En Europa, Moldavia celebró elecciones presidenciales y un referéndum sobre el rumbo que debía tomar el país y en quién debía confiar. En Georgia, se celebraron elecciones parlamentarias .
En ambos lugares, estas elecciones buscaban solucionar los problemas existentes, pero también determinar el rumbo del futuro. La diferencia en el porcentaje de votos entre ganadores y perdedores fue mínima, pero suficiente para obtener un resultado definitivo.
El partido gobernante en Georgia celebra la victoria.
El resultado final fue que la facción proeuropea y prooccidental ganó ambas votaciones en Moldavia, mientras que la facción prorusa y antieuropea perdió.
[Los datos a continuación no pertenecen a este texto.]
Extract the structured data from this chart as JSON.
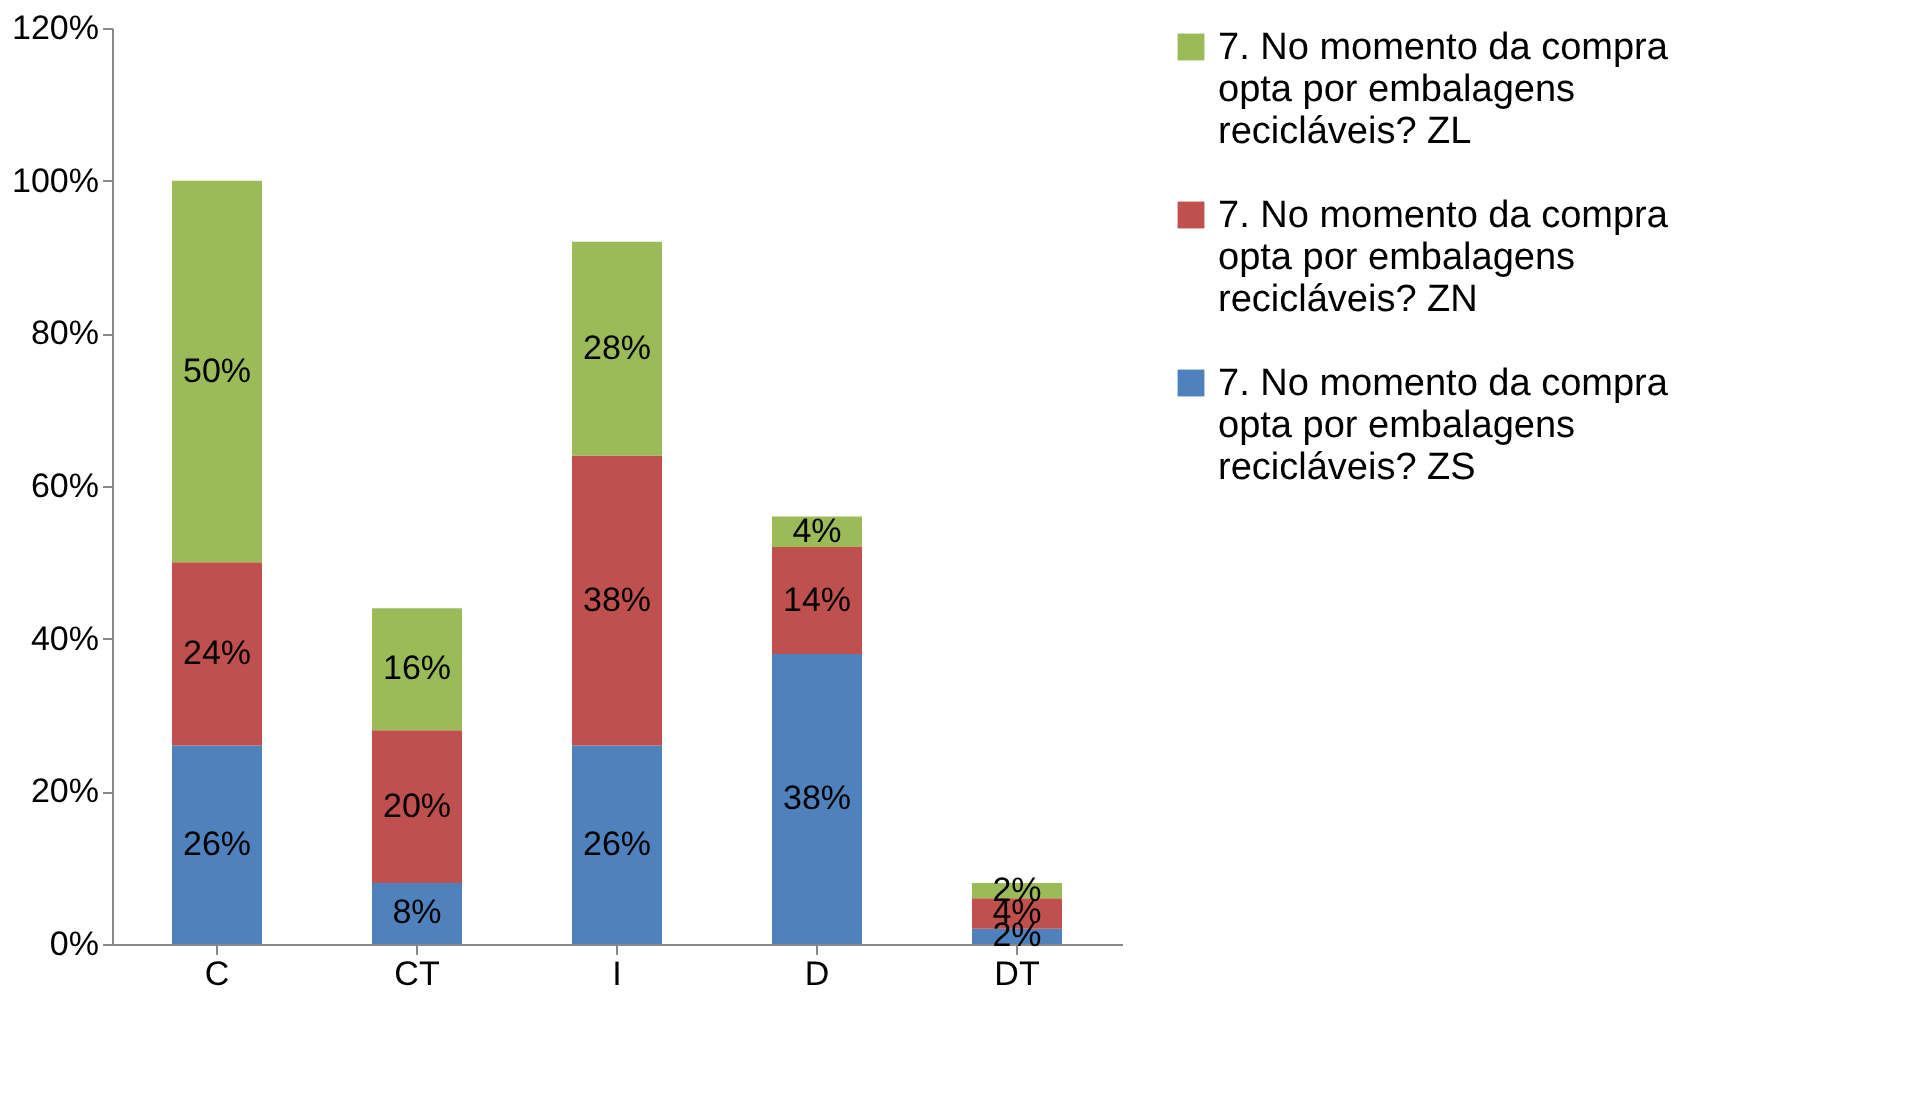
{
  "chart_data": {
    "type": "bar",
    "stacked": true,
    "legend": "right",
    "grid": false,
    "categories": [
      "C",
      "CT",
      "I",
      "D",
      "DT"
    ],
    "ylim": [
      0,
      120
    ],
    "yticks": [
      {
        "value": 0,
        "label": "0%"
      },
      {
        "value": 20,
        "label": "20%"
      },
      {
        "value": 40,
        "label": "40%"
      },
      {
        "value": 60,
        "label": "60%"
      },
      {
        "value": 80,
        "label": "80%"
      },
      {
        "value": 100,
        "label": "100%"
      },
      {
        "value": 120,
        "label": "120%"
      }
    ],
    "series": [
      {
        "name": "7. No momento da compra opta por embalagens recicláveis? ZS",
        "color": "#4f81bd",
        "values": [
          26,
          8,
          26,
          38,
          2
        ],
        "value_labels": [
          "26%",
          "8%",
          "26%",
          "38%",
          "2%"
        ]
      },
      {
        "name": "7. No momento da compra opta por embalagens recicláveis? ZN",
        "color": "#c0504d",
        "values": [
          24,
          20,
          38,
          14,
          4
        ],
        "value_labels": [
          "24%",
          "20%",
          "38%",
          "14%",
          "4%"
        ]
      },
      {
        "name": "7. No momento da compra opta por embalagens recicláveis? ZL",
        "color": "#9bbb59",
        "values": [
          50,
          16,
          28,
          4,
          2
        ],
        "value_labels": [
          "50%",
          "16%",
          "28%",
          "4%",
          "2%"
        ]
      }
    ]
  }
}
En Georgia, ocurrió lo contrario: la facción considerada prorusa y antieuropea, que había estado en el poder desde 2012, volvió a ganar.
Las situaciones contrastantes entre Moldavia y Georgia ofrecen perspectivas sobre el estado actual y las perspectivas futuras de Europa. El conflicto de Ucrania y la intensa confrontación entre Rusia y la UE, la OTAN y el bloque occidental siguen dividiendo a Europa en distintas facciones políticas y grupos de naciones. El continente está profundamente fragmentado, con facciones opuestas que tienen relativamente poco poder o influencia en la lucha por el poder político, tanto a nivel nacional como continental. Los sistemas ideológicos y de valores desempeñan un papel cada vez más importante.
Por lo tanto, tanto ahora como en un futuro no muy lejano, Europa seguirá siendo política y socialmente inestable, su posición, influencia y papel en muchos aspectos de la política mundial continuarán en declive, y se alejará cada vez más de la edad de oro que alguna vez tuvo.